Hello, I'm looking for some help on what finish to use for two wedding projects I have just begun. I have a box and a wooden sign that I stained with Minwax oil-based in espresso (nice and dark, so no worrying about yellowing). After the stain dried, I painted some lettering on each piece with a white Sharpie oil-based paint pen.

What kind of finish will keep my lettering intact? Both will be used exclusively indoors and are mostly for decoration, so nothing heavy duty is needed, I just want some shine and protection.

Here's a picture of the box for reference: http://imgur.com/680hqsK

Any advice is greatly appreciated!


----------



## Tony B (Jul 30, 2008)

Rather than gamble, call Tech Support at Minwax. I'm sure they will help you.
The box beautiful. I'm sure they will be thrilled to receive such a personal gift.


----------



## Steve Neul (Sep 2, 2011)

You would think an oil based finish but oil based finishes tend to yellow and continue to yellow as they age so that would affect the color of the paint. If it were me I would put a single coat of Zinsser Sealcoat on and use a water based polyurethane such as polycrylic. You could use most finishes that were acrylic. Just stay away from those which contain acetone or lacquer thinner. The solvents would lift the paint.


----------



## jorma (Feb 24, 2016)

Mostly for decoration.....a spray can of shellac will seal and finish that just fine.
If the sheen is an issue, as Steve says, you would have the choice of 3-4 different sheens in a water borne "varnish".
good luck


----------



## dominavini (Mar 31, 2016)

Thank you for the help!
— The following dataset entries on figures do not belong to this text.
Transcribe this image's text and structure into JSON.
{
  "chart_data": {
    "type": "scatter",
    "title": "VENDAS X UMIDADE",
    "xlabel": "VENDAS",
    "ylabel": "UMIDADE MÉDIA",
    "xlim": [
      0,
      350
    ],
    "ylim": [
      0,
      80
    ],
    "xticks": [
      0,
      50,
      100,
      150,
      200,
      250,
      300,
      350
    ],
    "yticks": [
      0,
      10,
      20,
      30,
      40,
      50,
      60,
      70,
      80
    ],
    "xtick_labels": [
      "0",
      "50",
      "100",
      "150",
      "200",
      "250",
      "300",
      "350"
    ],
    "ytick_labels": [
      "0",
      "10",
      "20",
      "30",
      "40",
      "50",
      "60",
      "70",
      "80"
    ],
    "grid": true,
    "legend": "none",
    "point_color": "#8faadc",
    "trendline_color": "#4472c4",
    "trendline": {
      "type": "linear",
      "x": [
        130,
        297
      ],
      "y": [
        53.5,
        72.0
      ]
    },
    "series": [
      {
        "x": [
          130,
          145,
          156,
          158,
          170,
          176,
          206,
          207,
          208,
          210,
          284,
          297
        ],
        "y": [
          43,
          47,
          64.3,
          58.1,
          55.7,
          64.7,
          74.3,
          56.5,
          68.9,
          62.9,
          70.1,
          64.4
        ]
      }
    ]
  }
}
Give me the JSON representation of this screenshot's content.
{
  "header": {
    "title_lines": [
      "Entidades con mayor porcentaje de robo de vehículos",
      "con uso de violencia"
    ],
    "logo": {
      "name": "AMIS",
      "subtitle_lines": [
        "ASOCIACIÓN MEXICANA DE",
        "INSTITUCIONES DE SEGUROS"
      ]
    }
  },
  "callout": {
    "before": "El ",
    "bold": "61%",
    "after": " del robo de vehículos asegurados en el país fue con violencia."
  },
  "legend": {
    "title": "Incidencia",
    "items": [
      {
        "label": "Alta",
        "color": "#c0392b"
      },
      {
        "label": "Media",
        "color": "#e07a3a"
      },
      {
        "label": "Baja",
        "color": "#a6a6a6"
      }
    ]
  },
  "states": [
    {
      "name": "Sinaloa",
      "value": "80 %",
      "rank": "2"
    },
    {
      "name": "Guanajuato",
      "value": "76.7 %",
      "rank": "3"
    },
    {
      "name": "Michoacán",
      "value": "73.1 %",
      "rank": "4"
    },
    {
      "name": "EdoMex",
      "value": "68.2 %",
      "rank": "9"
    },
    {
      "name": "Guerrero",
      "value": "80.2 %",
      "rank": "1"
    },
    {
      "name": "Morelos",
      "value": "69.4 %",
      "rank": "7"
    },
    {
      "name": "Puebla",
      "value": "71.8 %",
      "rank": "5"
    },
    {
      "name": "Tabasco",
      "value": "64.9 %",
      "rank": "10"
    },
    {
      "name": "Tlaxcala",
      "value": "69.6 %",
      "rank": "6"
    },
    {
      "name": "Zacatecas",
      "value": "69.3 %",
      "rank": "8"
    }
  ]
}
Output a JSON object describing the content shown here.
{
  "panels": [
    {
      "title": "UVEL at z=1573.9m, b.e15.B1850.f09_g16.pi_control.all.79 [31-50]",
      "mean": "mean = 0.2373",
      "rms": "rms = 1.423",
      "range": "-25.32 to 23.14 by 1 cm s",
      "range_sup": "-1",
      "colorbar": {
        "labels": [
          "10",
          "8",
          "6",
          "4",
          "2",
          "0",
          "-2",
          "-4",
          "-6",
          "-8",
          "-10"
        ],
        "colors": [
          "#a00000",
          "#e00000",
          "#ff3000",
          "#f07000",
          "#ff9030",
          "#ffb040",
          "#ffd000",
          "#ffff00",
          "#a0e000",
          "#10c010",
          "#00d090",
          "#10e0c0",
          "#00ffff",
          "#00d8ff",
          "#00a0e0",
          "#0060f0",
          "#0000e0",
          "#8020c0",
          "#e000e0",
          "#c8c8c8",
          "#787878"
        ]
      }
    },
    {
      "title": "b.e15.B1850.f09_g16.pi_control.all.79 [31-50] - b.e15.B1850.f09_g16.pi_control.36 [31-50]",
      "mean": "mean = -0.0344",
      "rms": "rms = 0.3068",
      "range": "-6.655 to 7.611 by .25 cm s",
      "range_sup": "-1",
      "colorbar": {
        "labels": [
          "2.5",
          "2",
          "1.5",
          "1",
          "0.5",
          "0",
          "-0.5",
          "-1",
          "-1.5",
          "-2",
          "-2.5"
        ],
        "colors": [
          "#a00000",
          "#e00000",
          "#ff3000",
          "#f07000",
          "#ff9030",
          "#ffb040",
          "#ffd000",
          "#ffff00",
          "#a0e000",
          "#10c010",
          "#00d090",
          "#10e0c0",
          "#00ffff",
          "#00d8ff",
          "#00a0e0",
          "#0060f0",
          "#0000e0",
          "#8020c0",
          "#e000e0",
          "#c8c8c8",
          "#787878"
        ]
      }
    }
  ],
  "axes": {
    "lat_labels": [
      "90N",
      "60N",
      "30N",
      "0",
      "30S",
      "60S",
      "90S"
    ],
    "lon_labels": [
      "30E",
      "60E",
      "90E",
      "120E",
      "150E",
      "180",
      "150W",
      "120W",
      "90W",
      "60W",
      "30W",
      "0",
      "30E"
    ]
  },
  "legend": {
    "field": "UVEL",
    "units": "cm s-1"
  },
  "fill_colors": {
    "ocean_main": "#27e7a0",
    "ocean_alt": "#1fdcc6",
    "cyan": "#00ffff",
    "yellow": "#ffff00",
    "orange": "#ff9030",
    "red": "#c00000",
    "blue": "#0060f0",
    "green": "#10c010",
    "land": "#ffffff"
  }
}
Good call on contacting Minwax, I will do that first before trying the other options. And thank you! It's actually for my own wedding!

I think I'll do some tests with Zinsser and a simple shellac and see how those hold up.


----------



## Steve Neul (Sep 2, 2011)

Just don't attempt to put either water based or oil based polyurethane over standard shellac. The natural wax in standard shellac will cause adhesion problems. Sealcoat is shellac which has had this wax removed.


----------